Accelerating SGDM via Learning Rate and Batch Size Schedules: A Lyapunov-Based Analysis
Yuichi Kondo, Hideaki Iiduka
TL;DR
The paper tackles convergence of stochastic gradient descent with momentum (SGDM) under dynamic learning-rate and batch-size schedules by introducing a novel Lyapunov function. It develops a unified framework that covers both mini-batch SHB and NSHB and establishes convergence bounds on the expected gradient norm for several scheduling strategies, including constant batch with decaying LR, increasing batch with decaying LR, and increasing batch with increasing LR. The key finding is a hierarchy: constant batch size may fail to guarantee convergence, increasing batch size ensures convergence, and increasing both batch size and learning rate can yield faster decay (with exponential rates under certain schedules). Empirical results on CIFAR-100 with ResNet-18 validate the theory, showing dynamically scheduled SGDM markedly accelerates convergence, with warm-up strategies often performing best and aligning with the predicted orderings of gradient norms across schedules.
Abstract
We analyze the convergence behavior of stochastic gradient descent with momentum (SGDM) under dynamic learning-rate and batch-size schedules by introducing a novel and simpler Lyapunov function.

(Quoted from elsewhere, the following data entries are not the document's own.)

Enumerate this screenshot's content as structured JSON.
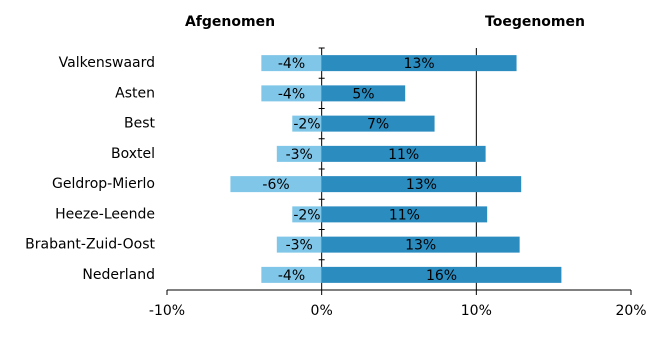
{
  "chart_data": {
    "type": "bar",
    "orientation": "horizontal",
    "categories": [
      "Valkenswaard",
      "Asten",
      "Best",
      "Boxtel",
      "Geldrop-Mierlo",
      "Heeze-Leende",
      "Brabant-Zuid-Oost",
      "Nederland"
    ],
    "series": [
      {
        "name": "Afgenomen",
        "color": "#80c6e8",
        "values": [
          -3.9,
          -3.9,
          -1.9,
          -2.9,
          -5.9,
          -1.9,
          -2.9,
          -3.9
        ],
        "value_labels": [
          "-4%",
          "-4%",
          "-2%",
          "-3%",
          "-6%",
          "-2%",
          "-3%",
          "-4%"
        ]
      },
      {
        "name": "Toegenomen",
        "color": "#2b8cc0",
        "values": [
          12.6,
          5.4,
          7.3,
          10.6,
          12.9,
          10.7,
          12.8,
          15.5
        ],
        "value_labels": [
          "13%",
          "5%",
          "7%",
          "11%",
          "13%",
          "11%",
          "13%",
          "16%"
        ]
      }
    ],
    "xlim": [
      -10,
      20
    ],
    "xticks": [
      {
        "value": -10,
        "label": "-10%"
      },
      {
        "value": 0,
        "label": "0%"
      },
      {
        "value": 10,
        "label": "10%"
      },
      {
        "value": 20,
        "label": "20%"
      }
    ],
    "grid": true
  }
}
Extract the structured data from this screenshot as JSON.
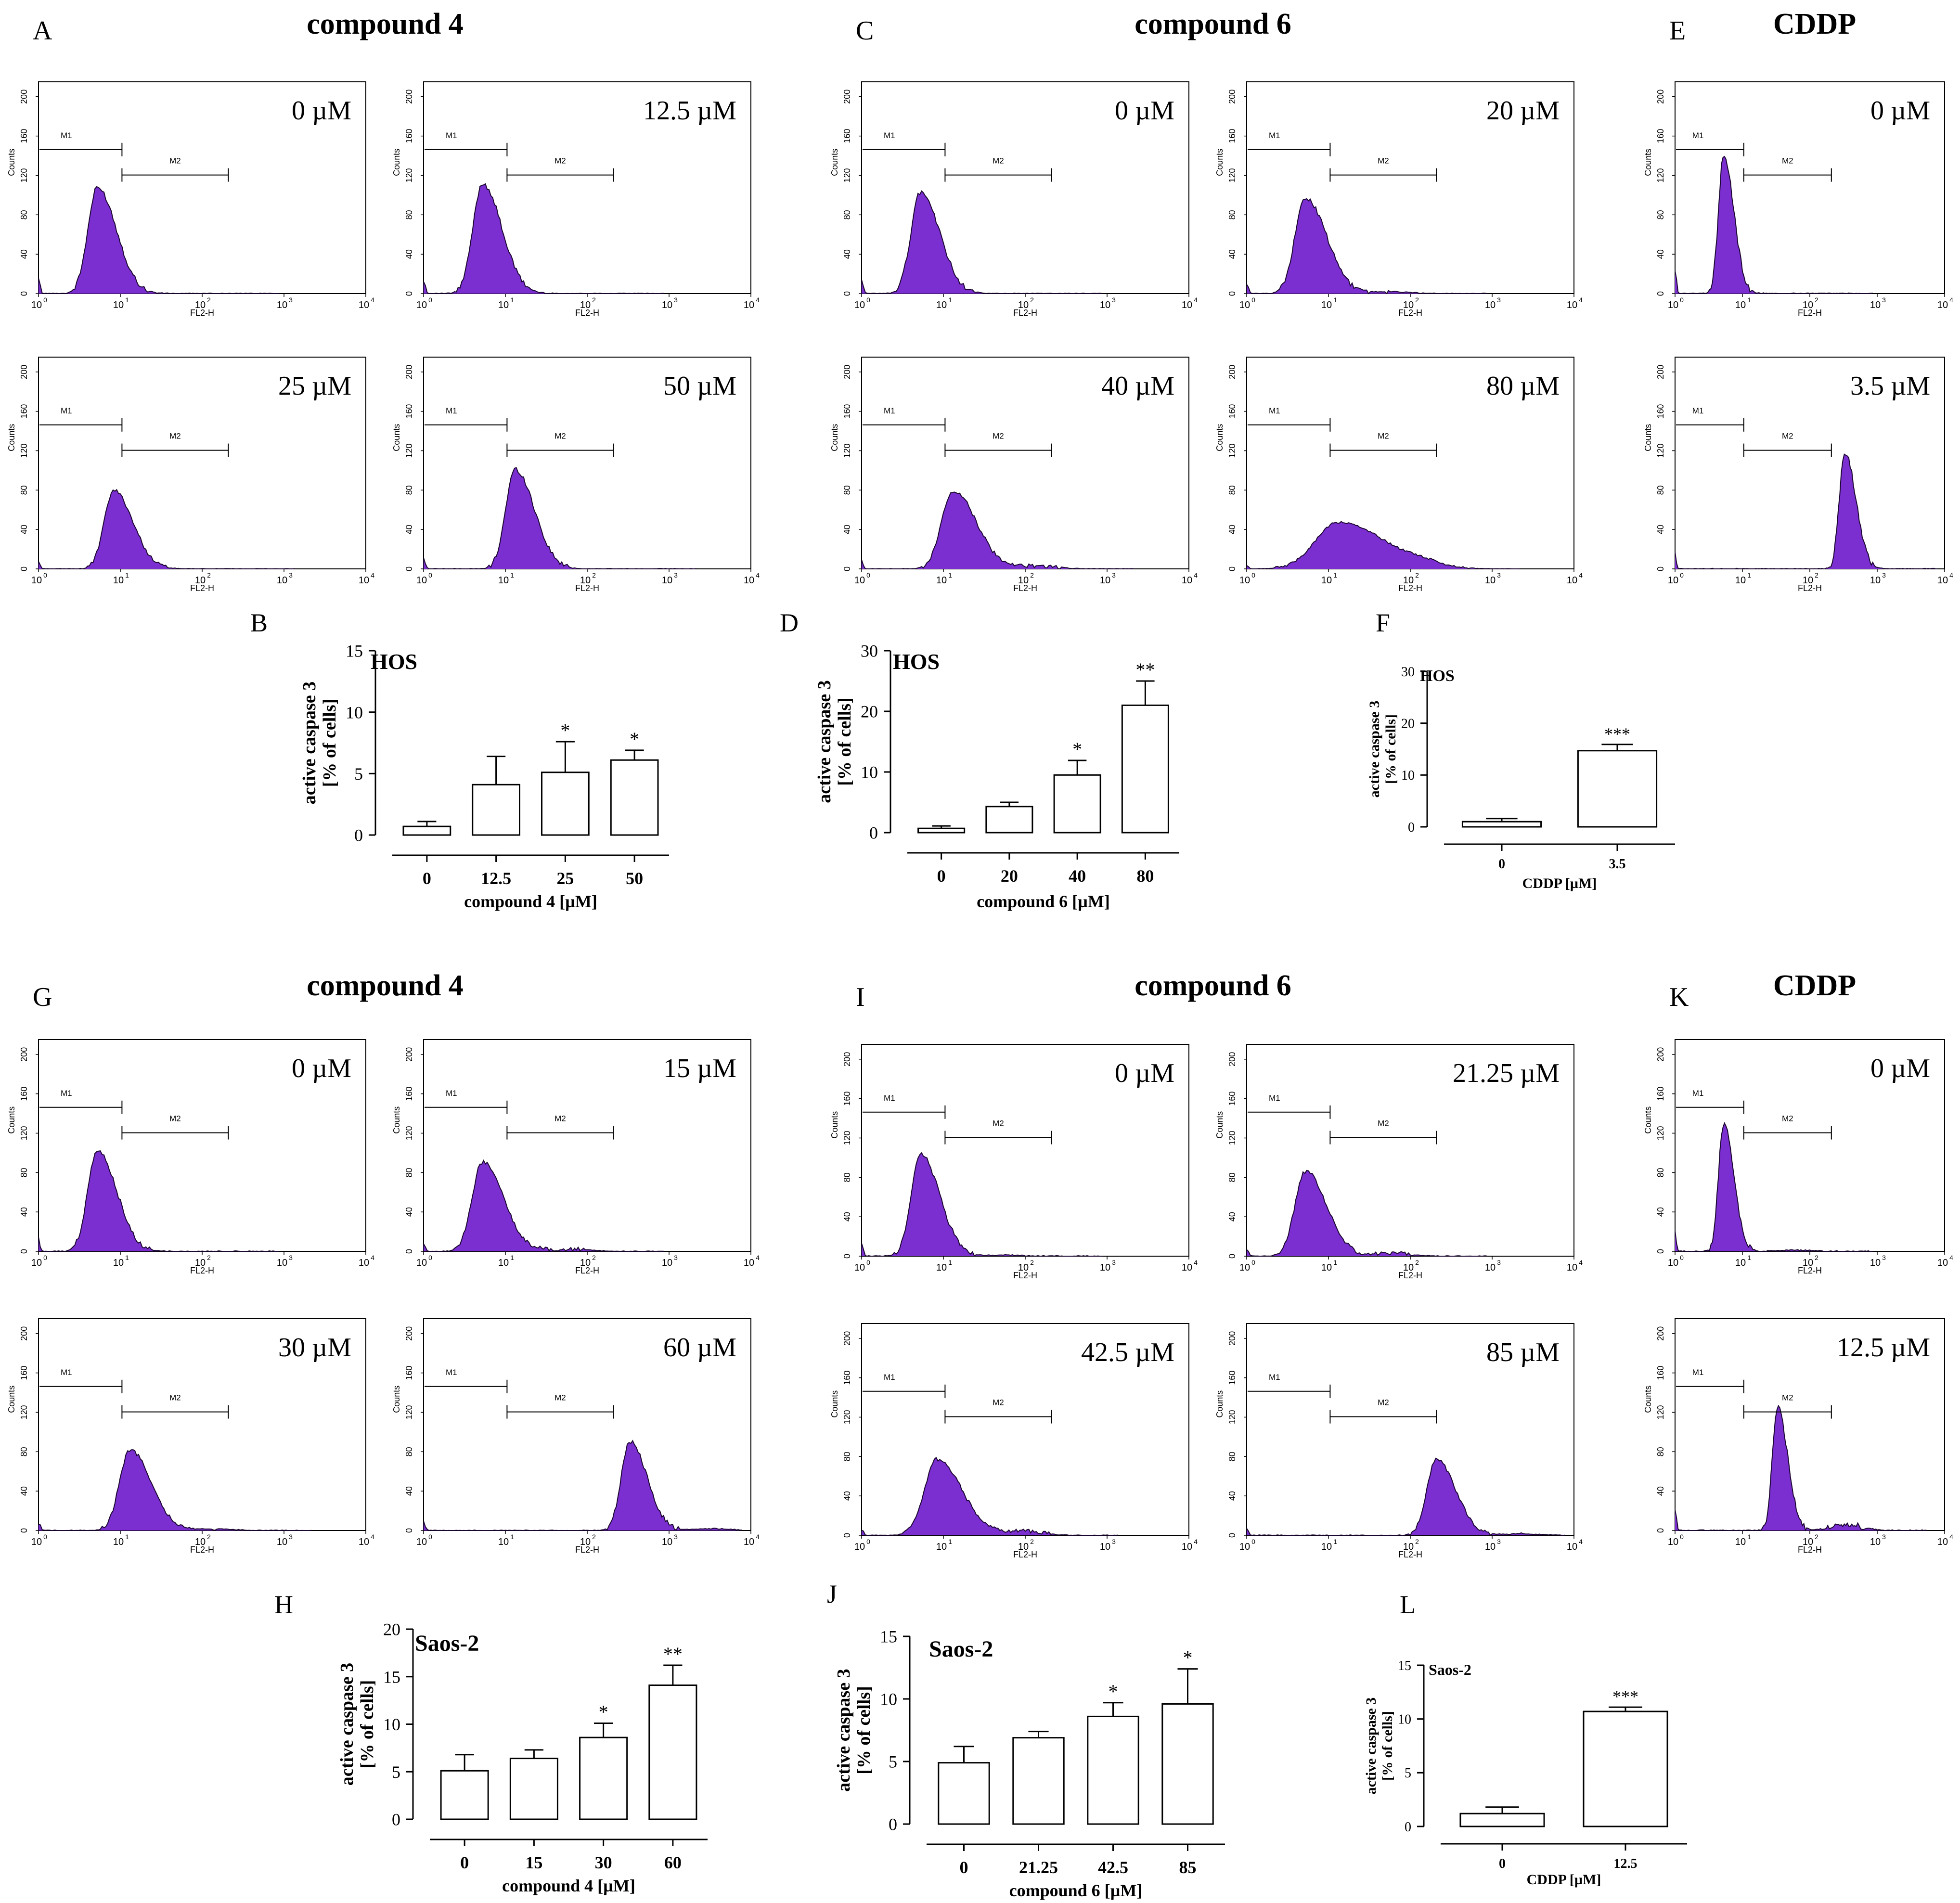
{
  "figure": {
    "rows": [
      {
        "cell_line": "HOS",
        "groups": [
          {
            "id": "A",
            "title": "compound 4",
            "plots": [
              {
                "conc": "0 µM",
                "shift": 0,
                "spread": 1,
                "hi": 0.5,
                "tail": 0
              },
              {
                "conc": "12.5 µM",
                "shift": 0,
                "spread": 1,
                "hi": 0.52,
                "tail": 0
              },
              {
                "conc": "25 µM",
                "shift": 0.05,
                "spread": 1,
                "hi": 0.37,
                "tail": 0
              },
              {
                "conc": "50 µM",
                "shift": 0.1,
                "spread": 1,
                "hi": 0.47,
                "tail": 0
              }
            ]
          },
          {
            "id": "C",
            "title": "compound 6",
            "plots": [
              {
                "conc": "0 µM",
                "shift": 0,
                "spread": 1,
                "hi": 0.48,
                "tail": 0
              },
              {
                "conc": "20 µM",
                "shift": 0,
                "spread": 1.1,
                "hi": 0.45,
                "tail": 0.02
              },
              {
                "conc": "40 µM",
                "shift": 0.1,
                "spread": 1.2,
                "hi": 0.37,
                "tail": 0.04
              },
              {
                "conc": "80 µM",
                "shift": 0.1,
                "spread": 2.4,
                "hi": 0.22,
                "tail": 0.08
              }
            ]
          },
          {
            "id": "E",
            "title": "CDDP",
            "plots": [
              {
                "conc": "0 µM",
                "shift": 0,
                "spread": 0.65,
                "hi": 0.65,
                "tail": 0
              },
              {
                "conc": "3.5 µM",
                "shift": 0.45,
                "spread": 0.7,
                "hi": 0.55,
                "tail": 0
              }
            ]
          }
        ]
      },
      {
        "cell_line": "Saos-2",
        "groups": [
          {
            "id": "G",
            "title": "compound 4",
            "plots": [
              {
                "conc": "0 µM",
                "shift": 0,
                "spread": 1,
                "hi": 0.48,
                "tail": 0
              },
              {
                "conc": "15 µM",
                "shift": 0,
                "spread": 1.1,
                "hi": 0.42,
                "tail": 0.03
              },
              {
                "conc": "30 µM",
                "shift": 0.1,
                "spread": 1.1,
                "hi": 0.38,
                "tail": 0.02
              },
              {
                "conc": "60 µM",
                "shift": 0.45,
                "spread": 0.9,
                "hi": 0.42,
                "tail": 0.02
              }
            ]
          },
          {
            "id": "I",
            "title": "compound 6",
            "plots": [
              {
                "conc": "0 µM",
                "shift": 0,
                "spread": 1,
                "hi": 0.48,
                "tail": 0.01
              },
              {
                "conc": "21.25 µM",
                "shift": 0,
                "spread": 1.1,
                "hi": 0.4,
                "tail": 0.04
              },
              {
                "conc": "42.5 µM",
                "shift": 0.05,
                "spread": 1.3,
                "hi": 0.36,
                "tail": 0.06
              },
              {
                "conc": "85 µM",
                "shift": 0.4,
                "spread": 1,
                "hi": 0.36,
                "tail": 0.02
              }
            ]
          },
          {
            "id": "K",
            "title": "CDDP",
            "plots": [
              {
                "conc": "0 µM",
                "shift": 0,
                "spread": 0.65,
                "hi": 0.6,
                "tail": 0.01
              },
              {
                "conc": "12.5 µM",
                "shift": 0.2,
                "spread": 0.65,
                "hi": 0.58,
                "tail": 0.05
              }
            ]
          }
        ]
      }
    ],
    "flow_axis": {
      "x_label": "FL2-H",
      "y_label": "Counts",
      "y_ticks": [
        "0",
        "40",
        "80",
        "120",
        "160",
        "200"
      ],
      "x_ticks": [
        "10",
        "10",
        "10",
        "10",
        "10"
      ],
      "x_exp": [
        "0",
        "1",
        "2",
        "3",
        "4"
      ],
      "gate1": "M1",
      "gate2": "M2"
    },
    "significance": {
      "one": "*",
      "two": "**",
      "three": "***"
    },
    "histogram_color": "#7B2FD0"
  },
  "chart_data": [
    {
      "panel": "B",
      "type": "bar",
      "title": "HOS",
      "categories": [
        "0",
        "12.5",
        "25",
        "50"
      ],
      "values": [
        0.7,
        4.1,
        5.1,
        6.1
      ],
      "errors": [
        0.4,
        2.3,
        2.5,
        0.8
      ],
      "stars": [
        "",
        "",
        "*",
        "*"
      ],
      "xlabel": "compound 4 [µM]",
      "ylabel1": "active caspase 3",
      "ylabel2": "[% of cells]",
      "ylim": [
        0,
        15
      ],
      "yticks": [
        0,
        5,
        10,
        15
      ]
    },
    {
      "panel": "D",
      "type": "bar",
      "title": "HOS",
      "categories": [
        "0",
        "20",
        "40",
        "80"
      ],
      "values": [
        0.7,
        4.3,
        9.5,
        21
      ],
      "errors": [
        0.4,
        0.7,
        2.4,
        4
      ],
      "stars": [
        "",
        "",
        "*",
        "**"
      ],
      "xlabel": "compound 6 [µM]",
      "ylabel1": "active caspase 3",
      "ylabel2": "[% of cells]",
      "ylim": [
        0,
        30
      ],
      "yticks": [
        0,
        10,
        20,
        30
      ]
    },
    {
      "panel": "F",
      "type": "bar",
      "title": "HOS",
      "categories": [
        "0",
        "3.5"
      ],
      "values": [
        1,
        14.7
      ],
      "errors": [
        0.6,
        1.2
      ],
      "stars": [
        "",
        "***"
      ],
      "xlabel": "CDDP [µM]",
      "ylabel1": "active caspase 3",
      "ylabel2": "[% of cells]",
      "ylim": [
        0,
        30
      ],
      "yticks": [
        0,
        10,
        20,
        30
      ]
    },
    {
      "panel": "H",
      "type": "bar",
      "title": "Saos-2",
      "categories": [
        "0",
        "15",
        "30",
        "60"
      ],
      "values": [
        5.1,
        6.4,
        8.6,
        14.1
      ],
      "errors": [
        1.7,
        0.9,
        1.5,
        2.1
      ],
      "stars": [
        "",
        "",
        "*",
        "**"
      ],
      "xlabel": "compound 4 [µM]",
      "ylabel1": "active caspase 3",
      "ylabel2": "[% of cells]",
      "ylim": [
        0,
        20
      ],
      "yticks": [
        0,
        5,
        10,
        15,
        20
      ]
    },
    {
      "panel": "J",
      "type": "bar",
      "title": "Saos-2",
      "categories": [
        "0",
        "21.25",
        "42.5",
        "85"
      ],
      "values": [
        4.9,
        6.9,
        8.6,
        9.6
      ],
      "errors": [
        1.3,
        0.5,
        1.1,
        2.8
      ],
      "stars": [
        "",
        "",
        "*",
        "*"
      ],
      "xlabel": "compound 6 [µM]",
      "ylabel1": "active caspase 3",
      "ylabel2": "[% of cells]",
      "ylim": [
        0,
        15
      ],
      "yticks": [
        0,
        5,
        10,
        15
      ]
    },
    {
      "panel": "L",
      "type": "bar",
      "title": "Saos-2",
      "categories": [
        "0",
        "12.5"
      ],
      "values": [
        1.2,
        10.7
      ],
      "errors": [
        0.6,
        0.4
      ],
      "stars": [
        "",
        "***"
      ],
      "xlabel": "CDDP [µM]",
      "ylabel1": "active caspase 3",
      "ylabel2": "[% of cells]",
      "ylim": [
        0,
        15
      ],
      "yticks": [
        0,
        5,
        10,
        15
      ]
    }
  ]
}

We extend the existing theoretical framework to cover three practical scheduling strategies commonly used in deep learning: a constant batch size with a decaying learning rate, an increasing batch size with a decaying learning rate, and an increasing batch size with an increasing learning rate. Our results reveal a clear hierarchy in convergence: a constant batch size does not guarantee convergence of the expected gradient norm, whereas an increasing batch size does, and simultaneously increasing both the batch size and learning rate achieves a provably faster decay. Empirical results validate our theory, showing that dynamically scheduled SGDM significantly outperforms its fixed-hyperparameter counterpart in convergence speed. We also evaluated a warm-up schedule in experiments, which empirically outperformed all other strategies in convergence behavior.